When calling `GetModelState`, pass `include_mixed_precision=true` to retrieve both full-precision master weights and their half-precision counterparts. The `SetStateTensors` method automatically resolves these aliases through the `GetStateTensorNames` logic, ensuring consistent state restoration for FP16 training.

### Can I update only specific tensors from a checkpoint without reloading the entire session?

Yes. Use `SetStateTensors` with a `NameMLValMap` containing only the tensors you wish to update. Set the `strict` parameter to `true` to validate that supplied names are recognized state tensors (trainable weights, optimizer slots, or aliases), or `false` to ignore unknown keys.

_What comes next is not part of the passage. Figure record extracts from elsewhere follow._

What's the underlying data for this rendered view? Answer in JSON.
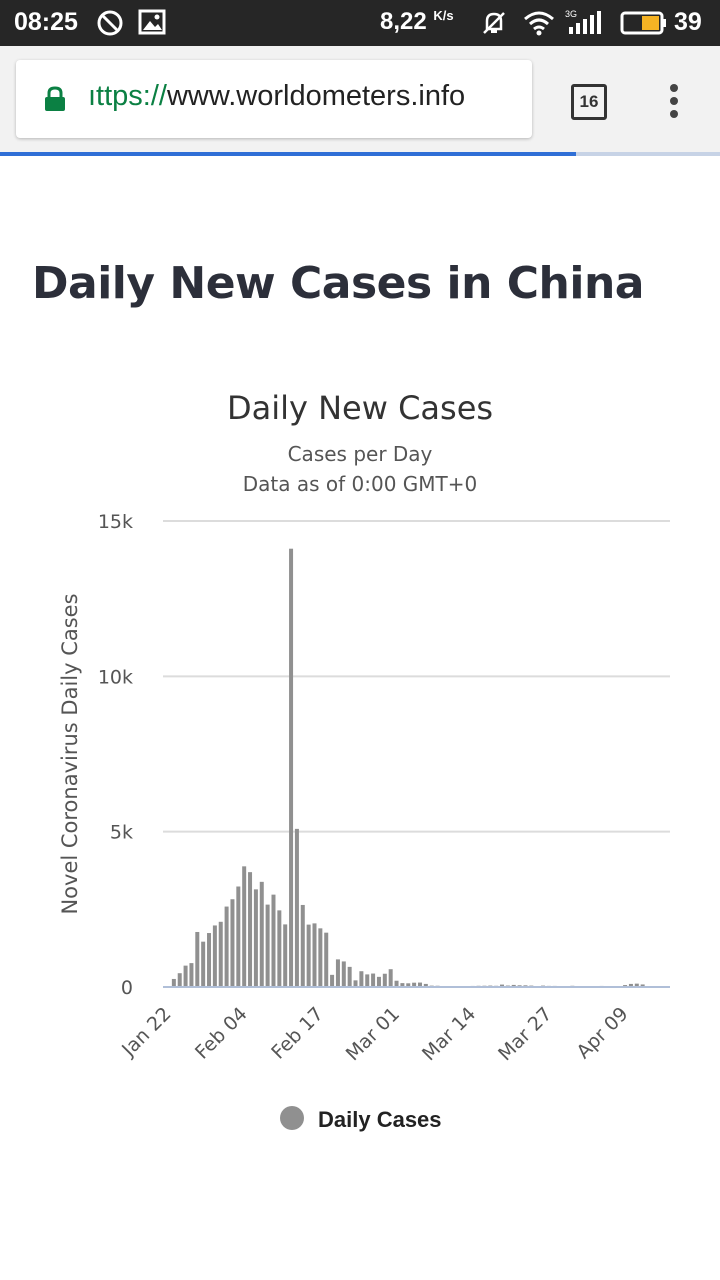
{
  "status_bar": {
    "time": "08:25",
    "net_speed": "8,22",
    "net_unit": "K/s",
    "signal_label": "3G",
    "battery_level": "39",
    "icons": [
      "do-not-disturb-icon",
      "image-icon",
      "silent-icon",
      "wifi-icon",
      "signal-icon",
      "battery-icon"
    ]
  },
  "browser": {
    "url_protocol": "ıttps://",
    "url_host": "www.worldometers.info",
    "tab_count": "16",
    "icons": [
      "lock-icon",
      "tab-switcher-icon",
      "overflow-menu-icon"
    ],
    "secure_color": "#0b8043",
    "progress_color": "#2f6fd6",
    "page_progress": 0.8
  },
  "page": {
    "heading": "Daily New Cases in China"
  },
  "chart_data": {
    "type": "bar",
    "title": "Daily New Cases",
    "subtitle_1": "Cases per Day",
    "subtitle_2": "Data as of 0:00 GMT+0",
    "ylabel": "Novel Coronavirus Daily Cases",
    "xlabel": "",
    "ylim": [
      0,
      15000
    ],
    "y_ticks": [
      0,
      5000,
      10000,
      15000
    ],
    "y_tick_labels": [
      "0",
      "5k",
      "10k",
      "15k"
    ],
    "x_tick_labels": [
      "Jan 22",
      "Feb 04",
      "Feb 17",
      "Mar 01",
      "Mar 14",
      "Mar 27",
      "Apr 09"
    ],
    "x_tick_index": [
      0,
      13,
      26,
      39,
      52,
      65,
      78
    ],
    "grid": true,
    "legend_position": "bottom-center",
    "bar_color": "#909090",
    "axis_color": "#b0bfd8",
    "series": [
      {
        "name": "Daily Cases",
        "values": [
          0,
          259,
          444,
          688,
          769,
          1771,
          1459,
          1737,
          1981,
          2099,
          2589,
          2825,
          3235,
          3884,
          3697,
          3143,
          3385,
          2652,
          2973,
          2467,
          2015,
          14108,
          5090,
          2641,
          2008,
          2048,
          1888,
          1749,
          391,
          889,
          823,
          648,
          214,
          508,
          406,
          433,
          327,
          427,
          573,
          202,
          125,
          119,
          139,
          143,
          99,
          44,
          40,
          19,
          24,
          15,
          20,
          13,
          34,
          39,
          41,
          46,
          39,
          78,
          47,
          67,
          55,
          54,
          45,
          31,
          45,
          36,
          35,
          19,
          30,
          39,
          32,
          25,
          30,
          30,
          34,
          26,
          30,
          23,
          62,
          99,
          108,
          82
        ]
      }
    ]
  }
}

### What is the difference between the core TrainingSession and the PipelineTrainingSession?

`PipelineTrainingSession` inherits from `TrainingSession` and extends the checkpoint management to handle pipeline-parallel distributed training. It overrides checkpoint methods to account for partitioned model states across multiple stages while maintaining the same public API for saving and loading.

### How do I extract just the model weights for inference without optimizer state?

Call `GetModelState` with `include_mixed_precision=false`, then use `TrainingSession::Save` with `SaveOption::WITH_UPDATED_WEIGHTS` to export an inference-ready ONNX file. Alternatively, call `SaveCheckpoint` with `include_optimizer_state=false` to create a minimal checkpoint containing only the model parameters.